More core semi-hollows

Oh it is. This sounds funny, and you may not believe it but I swear it's true and not exaggerated. A few weeks before I got my Archon, I had the pictured C22 Semi Hollow out and played it through the Custom 50. Had the gain channel gain on about noon and a decent volume. Wife was home, so not really loud, but fairly for home.

I was holding a chord and felt wind blowing on the hairs on my right arm.... where it was in front of the F hole! I am not kidding. There was freaking wind blowing out of it while sustaining a chord! I couldn't believe it. I've said before here, that guitar is alive. That night, it was BREATHING! A couple days later, I thought it couldn't be true, and that I was imagining it or something. I got it out again and this time had the volume lower. Nothing. Oh, it was alive, sustain forever, etc. But not that wind on the arm hairs stuff. Turned it up a little more, played for a few minutes, got my arm in the right spot and... there it was again. That thing is breathing on me. So again, that guitar is ALIVE!

Awhile ago I had an argument with someone over whether the acoustic sound of an electric mattered.

I wound up mic'ing the strings of my electrics with an SM57 and recording them, then mic'ing the speaker of my cab and recording them again. I had to put tape over the sound hole on my PRS semi-hollow because it kept messing up the recording.

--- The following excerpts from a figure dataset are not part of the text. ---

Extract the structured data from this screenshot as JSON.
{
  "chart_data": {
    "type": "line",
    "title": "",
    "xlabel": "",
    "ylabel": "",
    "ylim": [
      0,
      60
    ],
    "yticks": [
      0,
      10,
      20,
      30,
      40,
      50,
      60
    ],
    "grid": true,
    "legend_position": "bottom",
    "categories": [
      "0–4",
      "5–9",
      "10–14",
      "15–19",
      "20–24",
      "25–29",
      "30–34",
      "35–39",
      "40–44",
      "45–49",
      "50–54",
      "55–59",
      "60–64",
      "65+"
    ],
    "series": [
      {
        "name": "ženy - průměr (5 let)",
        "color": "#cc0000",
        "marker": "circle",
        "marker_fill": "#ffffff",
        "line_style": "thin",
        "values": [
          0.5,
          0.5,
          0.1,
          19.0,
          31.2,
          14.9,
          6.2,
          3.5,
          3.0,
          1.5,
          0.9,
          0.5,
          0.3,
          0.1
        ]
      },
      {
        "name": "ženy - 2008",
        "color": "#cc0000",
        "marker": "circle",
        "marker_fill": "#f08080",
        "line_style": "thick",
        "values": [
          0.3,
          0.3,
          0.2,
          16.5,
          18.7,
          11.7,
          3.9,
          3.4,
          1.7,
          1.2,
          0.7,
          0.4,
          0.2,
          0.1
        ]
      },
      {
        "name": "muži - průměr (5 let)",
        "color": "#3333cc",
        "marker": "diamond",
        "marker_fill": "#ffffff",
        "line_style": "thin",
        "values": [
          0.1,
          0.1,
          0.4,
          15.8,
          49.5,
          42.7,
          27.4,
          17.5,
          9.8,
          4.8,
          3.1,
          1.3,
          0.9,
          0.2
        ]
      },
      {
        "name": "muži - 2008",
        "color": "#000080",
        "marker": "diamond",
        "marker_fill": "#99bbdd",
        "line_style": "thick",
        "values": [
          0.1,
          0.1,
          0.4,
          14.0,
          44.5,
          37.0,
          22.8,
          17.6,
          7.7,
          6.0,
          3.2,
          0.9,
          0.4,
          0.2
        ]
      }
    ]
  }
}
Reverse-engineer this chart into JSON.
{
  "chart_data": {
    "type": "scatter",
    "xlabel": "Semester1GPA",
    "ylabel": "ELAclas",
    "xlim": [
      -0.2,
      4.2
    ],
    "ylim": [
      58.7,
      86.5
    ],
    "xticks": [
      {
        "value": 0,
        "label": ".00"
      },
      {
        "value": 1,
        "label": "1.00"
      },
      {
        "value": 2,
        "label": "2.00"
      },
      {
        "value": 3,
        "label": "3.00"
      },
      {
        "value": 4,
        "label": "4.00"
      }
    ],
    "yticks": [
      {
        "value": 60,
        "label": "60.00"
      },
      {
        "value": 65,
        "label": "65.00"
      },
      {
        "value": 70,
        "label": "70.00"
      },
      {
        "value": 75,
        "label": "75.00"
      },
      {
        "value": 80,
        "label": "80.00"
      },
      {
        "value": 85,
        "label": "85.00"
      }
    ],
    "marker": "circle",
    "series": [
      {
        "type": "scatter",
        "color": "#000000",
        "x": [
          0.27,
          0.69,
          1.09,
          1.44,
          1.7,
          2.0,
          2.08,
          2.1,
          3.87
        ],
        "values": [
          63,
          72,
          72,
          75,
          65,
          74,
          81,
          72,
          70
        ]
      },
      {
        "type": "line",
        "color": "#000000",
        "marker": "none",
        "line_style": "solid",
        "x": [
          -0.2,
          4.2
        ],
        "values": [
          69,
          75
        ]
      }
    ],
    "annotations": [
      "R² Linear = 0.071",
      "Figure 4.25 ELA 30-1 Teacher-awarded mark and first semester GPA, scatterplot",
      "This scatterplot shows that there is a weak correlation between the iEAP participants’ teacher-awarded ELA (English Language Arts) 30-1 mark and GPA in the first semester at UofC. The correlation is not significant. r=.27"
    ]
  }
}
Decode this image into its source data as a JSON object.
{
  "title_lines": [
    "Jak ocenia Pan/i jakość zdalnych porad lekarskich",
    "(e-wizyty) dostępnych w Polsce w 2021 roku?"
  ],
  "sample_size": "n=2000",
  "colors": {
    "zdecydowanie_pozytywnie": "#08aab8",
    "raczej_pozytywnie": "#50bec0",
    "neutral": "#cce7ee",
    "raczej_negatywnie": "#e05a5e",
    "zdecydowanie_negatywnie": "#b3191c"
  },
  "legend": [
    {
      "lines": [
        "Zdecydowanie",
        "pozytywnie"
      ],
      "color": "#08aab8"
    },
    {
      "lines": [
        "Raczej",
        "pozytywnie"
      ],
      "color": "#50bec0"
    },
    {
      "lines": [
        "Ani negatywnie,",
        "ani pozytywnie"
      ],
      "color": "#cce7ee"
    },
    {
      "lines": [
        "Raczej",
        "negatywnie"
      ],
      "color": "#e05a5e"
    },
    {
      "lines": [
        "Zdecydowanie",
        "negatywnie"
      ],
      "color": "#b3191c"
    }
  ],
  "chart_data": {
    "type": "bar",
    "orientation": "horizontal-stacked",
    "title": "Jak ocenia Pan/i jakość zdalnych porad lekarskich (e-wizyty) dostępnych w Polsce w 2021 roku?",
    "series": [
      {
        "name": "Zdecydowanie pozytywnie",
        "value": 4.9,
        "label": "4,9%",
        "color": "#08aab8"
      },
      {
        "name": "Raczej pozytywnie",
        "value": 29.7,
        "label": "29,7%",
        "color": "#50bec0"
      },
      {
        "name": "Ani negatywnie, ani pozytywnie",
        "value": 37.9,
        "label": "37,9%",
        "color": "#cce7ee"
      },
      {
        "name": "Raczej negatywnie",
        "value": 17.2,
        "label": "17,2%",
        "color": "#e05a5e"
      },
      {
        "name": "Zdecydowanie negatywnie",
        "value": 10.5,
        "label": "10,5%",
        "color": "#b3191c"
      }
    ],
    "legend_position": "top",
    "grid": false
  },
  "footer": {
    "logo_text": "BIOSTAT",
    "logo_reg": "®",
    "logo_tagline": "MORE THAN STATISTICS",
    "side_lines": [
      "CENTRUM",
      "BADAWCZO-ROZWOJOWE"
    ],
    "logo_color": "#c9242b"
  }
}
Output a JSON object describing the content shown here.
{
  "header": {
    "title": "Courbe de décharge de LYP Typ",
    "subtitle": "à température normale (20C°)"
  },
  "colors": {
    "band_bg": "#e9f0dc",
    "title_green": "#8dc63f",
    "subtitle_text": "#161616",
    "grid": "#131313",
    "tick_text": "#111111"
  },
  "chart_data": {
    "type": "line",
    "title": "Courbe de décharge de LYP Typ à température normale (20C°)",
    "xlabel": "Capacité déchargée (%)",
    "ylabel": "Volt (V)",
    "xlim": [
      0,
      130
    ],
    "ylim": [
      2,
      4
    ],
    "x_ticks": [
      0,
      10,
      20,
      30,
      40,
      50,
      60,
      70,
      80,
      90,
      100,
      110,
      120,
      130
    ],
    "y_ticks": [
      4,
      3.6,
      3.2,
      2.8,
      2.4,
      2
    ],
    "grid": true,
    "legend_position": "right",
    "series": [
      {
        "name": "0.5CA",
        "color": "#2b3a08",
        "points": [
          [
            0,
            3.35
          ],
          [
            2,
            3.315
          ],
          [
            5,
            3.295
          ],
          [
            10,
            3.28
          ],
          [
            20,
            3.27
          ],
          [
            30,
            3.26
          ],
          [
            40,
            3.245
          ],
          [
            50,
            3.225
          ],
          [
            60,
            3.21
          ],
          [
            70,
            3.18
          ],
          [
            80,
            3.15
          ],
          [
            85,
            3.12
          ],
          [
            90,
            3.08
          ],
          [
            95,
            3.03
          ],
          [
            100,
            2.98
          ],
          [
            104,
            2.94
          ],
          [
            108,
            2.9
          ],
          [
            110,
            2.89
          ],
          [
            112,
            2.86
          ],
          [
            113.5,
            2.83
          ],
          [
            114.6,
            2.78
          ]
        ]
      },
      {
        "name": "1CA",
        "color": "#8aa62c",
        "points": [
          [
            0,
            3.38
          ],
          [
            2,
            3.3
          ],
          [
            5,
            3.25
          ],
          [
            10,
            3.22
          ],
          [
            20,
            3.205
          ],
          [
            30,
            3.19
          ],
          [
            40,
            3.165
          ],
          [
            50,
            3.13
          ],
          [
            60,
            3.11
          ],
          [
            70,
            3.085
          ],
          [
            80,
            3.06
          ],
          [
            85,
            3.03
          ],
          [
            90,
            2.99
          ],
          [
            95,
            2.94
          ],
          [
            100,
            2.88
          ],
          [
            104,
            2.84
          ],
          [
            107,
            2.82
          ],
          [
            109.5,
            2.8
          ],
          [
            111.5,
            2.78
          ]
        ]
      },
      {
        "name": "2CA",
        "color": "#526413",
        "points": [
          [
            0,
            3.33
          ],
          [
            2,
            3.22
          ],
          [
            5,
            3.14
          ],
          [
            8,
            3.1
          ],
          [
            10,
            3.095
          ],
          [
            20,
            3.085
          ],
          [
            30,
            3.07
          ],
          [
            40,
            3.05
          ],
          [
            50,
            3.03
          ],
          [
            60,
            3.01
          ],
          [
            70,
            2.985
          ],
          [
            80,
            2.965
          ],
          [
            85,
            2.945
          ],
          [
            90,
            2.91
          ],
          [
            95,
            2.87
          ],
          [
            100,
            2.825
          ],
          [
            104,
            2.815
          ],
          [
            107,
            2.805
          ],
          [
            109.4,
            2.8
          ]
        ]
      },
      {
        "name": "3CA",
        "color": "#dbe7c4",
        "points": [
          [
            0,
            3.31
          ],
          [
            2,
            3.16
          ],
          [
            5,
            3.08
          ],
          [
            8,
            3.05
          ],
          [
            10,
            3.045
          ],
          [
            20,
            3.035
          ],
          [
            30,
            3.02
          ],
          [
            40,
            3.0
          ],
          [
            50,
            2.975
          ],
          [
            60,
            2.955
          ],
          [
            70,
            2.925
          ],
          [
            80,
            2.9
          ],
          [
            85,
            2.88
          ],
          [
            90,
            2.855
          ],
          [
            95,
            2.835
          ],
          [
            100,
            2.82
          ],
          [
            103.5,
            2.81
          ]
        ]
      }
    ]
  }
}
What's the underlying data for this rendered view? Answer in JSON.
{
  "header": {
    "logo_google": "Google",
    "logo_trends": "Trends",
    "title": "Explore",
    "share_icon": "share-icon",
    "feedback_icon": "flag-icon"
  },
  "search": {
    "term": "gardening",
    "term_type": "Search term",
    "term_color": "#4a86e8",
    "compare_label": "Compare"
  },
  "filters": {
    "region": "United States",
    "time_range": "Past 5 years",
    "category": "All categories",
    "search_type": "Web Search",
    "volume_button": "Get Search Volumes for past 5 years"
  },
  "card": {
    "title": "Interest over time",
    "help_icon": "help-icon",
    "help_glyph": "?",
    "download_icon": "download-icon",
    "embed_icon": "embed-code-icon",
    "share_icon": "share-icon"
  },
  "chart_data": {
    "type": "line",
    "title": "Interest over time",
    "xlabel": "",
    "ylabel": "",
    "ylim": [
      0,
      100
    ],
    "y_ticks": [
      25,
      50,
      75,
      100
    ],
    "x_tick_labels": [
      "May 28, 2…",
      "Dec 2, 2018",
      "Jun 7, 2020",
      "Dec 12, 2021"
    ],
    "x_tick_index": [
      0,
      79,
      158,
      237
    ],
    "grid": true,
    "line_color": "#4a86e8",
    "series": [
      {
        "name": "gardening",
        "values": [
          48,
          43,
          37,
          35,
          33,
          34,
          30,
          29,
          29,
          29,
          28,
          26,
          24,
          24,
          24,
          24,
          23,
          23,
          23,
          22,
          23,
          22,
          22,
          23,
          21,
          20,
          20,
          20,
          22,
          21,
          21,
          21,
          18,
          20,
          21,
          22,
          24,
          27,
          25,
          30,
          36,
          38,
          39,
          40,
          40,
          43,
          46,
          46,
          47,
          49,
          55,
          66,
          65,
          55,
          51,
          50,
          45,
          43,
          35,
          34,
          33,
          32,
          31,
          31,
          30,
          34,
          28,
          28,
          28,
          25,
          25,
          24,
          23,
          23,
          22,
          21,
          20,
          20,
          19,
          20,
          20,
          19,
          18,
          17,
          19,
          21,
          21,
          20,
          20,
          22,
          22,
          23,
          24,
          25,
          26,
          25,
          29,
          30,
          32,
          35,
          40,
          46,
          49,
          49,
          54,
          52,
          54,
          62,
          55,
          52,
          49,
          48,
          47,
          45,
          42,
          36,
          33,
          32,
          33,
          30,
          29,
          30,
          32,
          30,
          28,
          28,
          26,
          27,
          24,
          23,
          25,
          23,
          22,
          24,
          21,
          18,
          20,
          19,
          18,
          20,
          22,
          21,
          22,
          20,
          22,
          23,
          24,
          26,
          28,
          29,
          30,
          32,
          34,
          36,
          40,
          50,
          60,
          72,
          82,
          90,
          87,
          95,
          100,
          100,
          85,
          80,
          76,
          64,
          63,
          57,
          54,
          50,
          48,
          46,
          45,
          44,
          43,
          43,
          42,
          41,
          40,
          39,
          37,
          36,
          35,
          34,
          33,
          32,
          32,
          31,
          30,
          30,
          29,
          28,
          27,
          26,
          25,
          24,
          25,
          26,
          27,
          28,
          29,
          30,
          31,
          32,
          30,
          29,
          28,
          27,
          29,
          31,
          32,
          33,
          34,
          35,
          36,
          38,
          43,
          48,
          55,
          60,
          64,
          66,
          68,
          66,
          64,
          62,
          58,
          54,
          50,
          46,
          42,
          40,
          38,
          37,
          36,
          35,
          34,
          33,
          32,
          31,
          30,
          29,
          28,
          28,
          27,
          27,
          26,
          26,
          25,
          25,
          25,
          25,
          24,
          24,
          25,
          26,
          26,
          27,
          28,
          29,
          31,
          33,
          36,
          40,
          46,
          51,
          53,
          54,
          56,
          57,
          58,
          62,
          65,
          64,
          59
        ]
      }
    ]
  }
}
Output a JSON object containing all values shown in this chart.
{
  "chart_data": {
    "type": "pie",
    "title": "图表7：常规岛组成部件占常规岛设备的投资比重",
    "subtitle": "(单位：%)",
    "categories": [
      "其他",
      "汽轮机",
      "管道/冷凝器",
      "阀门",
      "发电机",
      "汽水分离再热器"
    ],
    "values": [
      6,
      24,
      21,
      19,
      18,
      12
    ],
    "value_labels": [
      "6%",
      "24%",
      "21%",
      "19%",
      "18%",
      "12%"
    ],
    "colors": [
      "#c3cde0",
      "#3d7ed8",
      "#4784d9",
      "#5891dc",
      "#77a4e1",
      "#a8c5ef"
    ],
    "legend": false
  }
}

And for those who're curious... yes, the acoustic sound of an electric is a pretty good indicator of what it's going to sound like when amplified.
 
Oh it is. This sounds funny, and you may not believe it but I swear it's true and not exaggerated. A few weeks before I got my Archon, I had the pictured C22 Semi Hollow out and played it through the Custom 50. Had the gain channel gain on about noon and a decent volume. Wife was home, so not really loud, but fairly for home.

I was holding a chord and felt wind blowing on the hairs on my right arm.... where it was in front of the F hole! I am not kidding. There was freaking wind blowing out of it while sustaining a chord! I couldn't believe it. I've said before here, that guitar is alive. That night, it was BREATHING! A couple days later, I thought it couldn't be true, and that I was imagining it or something. I got it out again and this time had the volume lower. Nothing. Oh, it was alive, sustain forever, etc. But not that wind on the arm hairs stuff. Turned it up a little more, played for a few minutes, got my arm in the right spot and... there it was again. That thing is breathing on me. So again, that guitar is ALIVE!

Ohhhhhh......I'm gonna haveta try this!
 
Oh it is. This sounds funny, and you may not believe it but I swear it's true and not exaggerated. A few weeks before I got my Archon, I had the pictured C22 Semi Hollow out and played it through the Custom 50. Had the gain channel gain on about noon and a decent volume. Wife was home, so not really loud, but fairly for home.

I was holding a chord and felt wind blowing on the hairs on my right arm.... where it was in front of the F hole! I am not kidding. There was freaking wind blowing out of it while sustaining a chord! I couldn't believe it. I've said before here, that guitar is alive. That night, it was BREATHING! A couple days later, I thought it couldn't be true, and that I was imagining it or something. I got it out again and this time had the volume lower. Nothing. Oh, it was alive, sustain forever, etc. But not that wind on the arm hairs stuff. Turned it up a little more, played for a few minutes, got my arm in the right spot and... there it was again. That thing is breathing on me. So again, that guitar is ALIVE!
This is totally true,
It's all about frequency, vibration, and air displacement.
 
This is totally true,
It's all about frequency, vibration, and air displacement.

Actually, it's my thinking that a semi-hollow or hollow body behaves as a resonant filter, similar to the way an emphasis control acts on the lowpass filter on a Moog synth.

There is a resonant peak just before the filter cuts off the extension of frequencies above the cutoff point of the filter.

This creates the familiar tones we hear as hollow, and while it doesn't affect the speed of the note attack, the resonance follows the initial attack quickly, and masks it to a degree.

Next time you're at the music store, fool around with the filter cutoff on a synth and turn the emphasis (also called resonance on many synths), and see if you don't agree. In my experience, as the filter starts to cut off higher frequencies and the resonance knob is increased, there is a point where a more hollow sound is reached. It's also how vocal sounds are traditionally created (though there are dormant filters on more recent synths that do even more in that regard).

Paul Smith has stated that he believes that guitar design is a subtractive process. The idea of a resonant filter is classic subtractive synthesis. I think this is evidence that he's right.
 
Interesting. And no questions there is a resonance in a semi or hollow body. I had a friend with an old 335 that I LOVED! (this was 35 years ago when I first started playing and the guitar was at least 10-15 years old then so probably sometime in the 60s model). Even at low volume, with some gain on the amp, that thing would just HOWL if you walked in front of the amp. Walk away from the amp and it would find that one note and just start sustaining it forever unless you muted the strings.